PROLOGUE
This was written a while ago.
A WARNING
This is going to hurt.
Not just me. This story will hurt all those who even so much as brush the spine of it – that includes you. Or, at least, it should hurt. It’s supposed to, after all.
Something I’ve learnt about humans in my time here, is that you rarely make effort towards anything unless Hurt is involved. Unless you’re forced to diverge from ‘the path of least resistance’, as your scientists so eloquently put it. You may think you’re driven by a positive force. Love trumps Hate, right? Well, I’m here to prove you wrong.
Every time you’ve seemingly acted from the Good in your heart, your body is simply reacting to the Hurt it knows you’ll feel when your happiness is taken away. You’ll be nice to someone, not because you’re a good person, but because you don’t want to feel the pain of them being mean back to you.
I know what you’re thinking, and this isn’t just me being a cynic. I never was. Not even when I was alive on your Earth. At least, not mostly. But I can still tell you with absolute certainty, that Hurt fuels your world, makes your trees grow, carries you to work in the morning, and home in the evening. You may still not believe me, but I will convince you. Can you tell me, in all honesty, that it’s Happiness that makes you do what you do? Or is it the wish to no longer Hurt?
Right now, you’re probably thinking over every important decision in your life and wondering if it really was for a positive reason. Even you philanthropists out there. Giving to charity makes people feel good. You do it because it makes you feel good, to make yourself hurt less, or you do it to make others hurt less. Either way, even your most charitable men; or should I say, especially your most charitable men, are fuelled by Hurt. It is how it is.
PART 1
Never in my not-life.
WHO AM I?
Who are you?
Now, I won’t tell you exactly how long ago I wrote that first chapter, however, I will now tell you what this book is really about. It’s about a girl. It’s that simple. You want to know what she did?
She changed my mind.
Hundreds of years I believed the world was fuelled by Hurt and Hatred, but I’m writing this novel now to assure you it’s not, and to tell you exactly how this revelation of mine came about.
There is a reason for my telling this now, and not, say, fifty years ago, or fifty hence. That reason is your world. I admit, it’s always been somewhat like this. Someone is always in charge, and that someone always hates certain groups of people, and then a bunch of other people start to hate that certain group of people. Then you fight for a while. Then things go back to normal, with another someone in charge, who hates another group of people.
That’s how it is.
It’s how it was for me.
Oh. Me.
You don’t know who I am. Do you?
Except for the simple fact that you do.
Everyone does. Well, anyone old enough to comprehend me.
Some of you even claim to have seen me. And I hesitate to say some of you have. Some of you have looked me straight in the eyes and begged me; mostly to stay, sometimes to leave. Sometimes to take you with me.
I don’t think you have a name for me, but I’m the closest thing you have to Death, or the Grim Reaper. Such a colourful language is yours. This all sounds very dramatic, I know, but true nonetheless.
And noteworthy, might I add. For, now, you may start to see the true weight of what that girl did to me in changing my mind.
A SIMPLE FACT
Jocelyn didn’t have a surname.
And she didn’t want one. Not many people like their names exactly how they are, but Jocelyn was quite content with hers. She didn’t like the finality that came with having a surname, because she couldn’t change it as and when she pleased. As it stood, she could ask someone to call her Joyce or Jo or Lynn, and claim it to be her nickname, and she liked it that way, assuming different identities for each name.
As Joyce, she was a schoolgirl from the South who would buckle up her Mary Janes and braid her hair into pigtails before leaving her family’s three-bedroom house, and heading to catch the school bus, which arrived promptly at eight in the morning every morning and deposited her in the same place at four in the afternoon every afternoon. She’d never miss a day of school and she’d always be top of her class and have the prettiest stationary, and the neatest class notes.

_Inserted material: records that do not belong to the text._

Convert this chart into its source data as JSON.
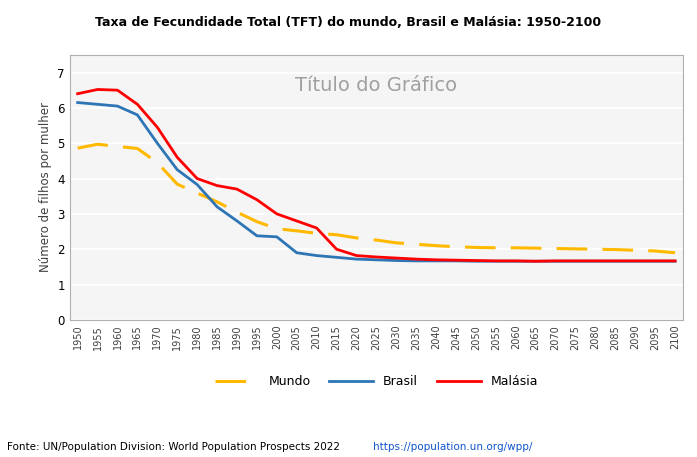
{
  "title_top": "Taxa de Fecundidade Total (TFT) do mundo, Brasil e Malásia: 1950-2100",
  "title_inner": "Título do Gráfico",
  "ylabel": "Número de filhos por mulher",
  "source_text": "Fonte: UN/Population Division: World Population Prospects 2022 ",
  "source_url": "https://population.un.org/wpp/",
  "years": [
    1950,
    1955,
    1960,
    1965,
    1970,
    1975,
    1980,
    1985,
    1990,
    1995,
    2000,
    2005,
    2010,
    2015,
    2020,
    2025,
    2030,
    2035,
    2040,
    2045,
    2050,
    2055,
    2060,
    2065,
    2070,
    2075,
    2080,
    2085,
    2090,
    2095,
    2100
  ],
  "mundo": [
    4.86,
    4.97,
    4.91,
    4.85,
    4.45,
    3.84,
    3.59,
    3.34,
    3.05,
    2.78,
    2.58,
    2.52,
    2.45,
    2.41,
    2.32,
    2.26,
    2.18,
    2.14,
    2.1,
    2.07,
    2.05,
    2.04,
    2.04,
    2.03,
    2.02,
    2.01,
    2.0,
    1.99,
    1.97,
    1.95,
    1.9
  ],
  "brasil": [
    6.15,
    6.1,
    6.05,
    5.8,
    5.0,
    4.25,
    3.83,
    3.2,
    2.8,
    2.38,
    2.35,
    1.9,
    1.82,
    1.77,
    1.72,
    1.7,
    1.68,
    1.67,
    1.67,
    1.67,
    1.66,
    1.66,
    1.66,
    1.66,
    1.66,
    1.66,
    1.66,
    1.66,
    1.66,
    1.66,
    1.66
  ],
  "malasia": [
    6.4,
    6.52,
    6.5,
    6.1,
    5.45,
    4.6,
    4.0,
    3.8,
    3.7,
    3.4,
    3.0,
    2.8,
    2.6,
    2.0,
    1.82,
    1.78,
    1.75,
    1.72,
    1.7,
    1.69,
    1.68,
    1.67,
    1.67,
    1.66,
    1.67,
    1.67,
    1.67,
    1.67,
    1.67,
    1.67,
    1.67
  ],
  "mundo_color": "#FFB900",
  "brasil_color": "#2E75B6",
  "malasia_color": "#FF0000",
  "bg_color": "#FFFFFF",
  "plot_bg_color": "#F5F5F5",
  "ylim": [
    0,
    7.5
  ],
  "yticks": [
    0,
    1,
    2,
    3,
    4,
    5,
    6,
    7
  ],
  "grid_color": "#FFFFFF",
  "title_inner_color": "#A0A0A0",
  "border_color": "#B0B0B0"
}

As Jo, she was an athlete. She would have her hair tucked up to the nape of her neck so it could be short and wouldn’t get in her way as she ran laps of the track and practised her long jump. Her sweat-soaked shorts and t-shirt would stick to her body as she ran through the crowds after winning the finals of the sprint.
As Lynn, she was a businesswoman, with her hair up in a sleek bun at the back of her head, and a pencil skirt, like she’d seen some women wearing. A blazer, too. She’d walk around all prim and proper in her best attire, on her way to her boss’s office for a meeting, where she’d hope for a promotion.
She didn’t like to be Jocelyn.
Jocelyn was the little girl whose parents never came home from the supermarket. She didn’t know if they’d ever made it to the supermarket. I’ll tell you now that they had. I picked them up on their way home.
As humans are expected to do, especially the young ones, she didn’t react well to the news that her only remaining family wouldn’t be coming home. And she ran. And as of yet, no one had found her. Again, I’ll tell you now, no one ever would, or at least, not anyone who was actually looking for her.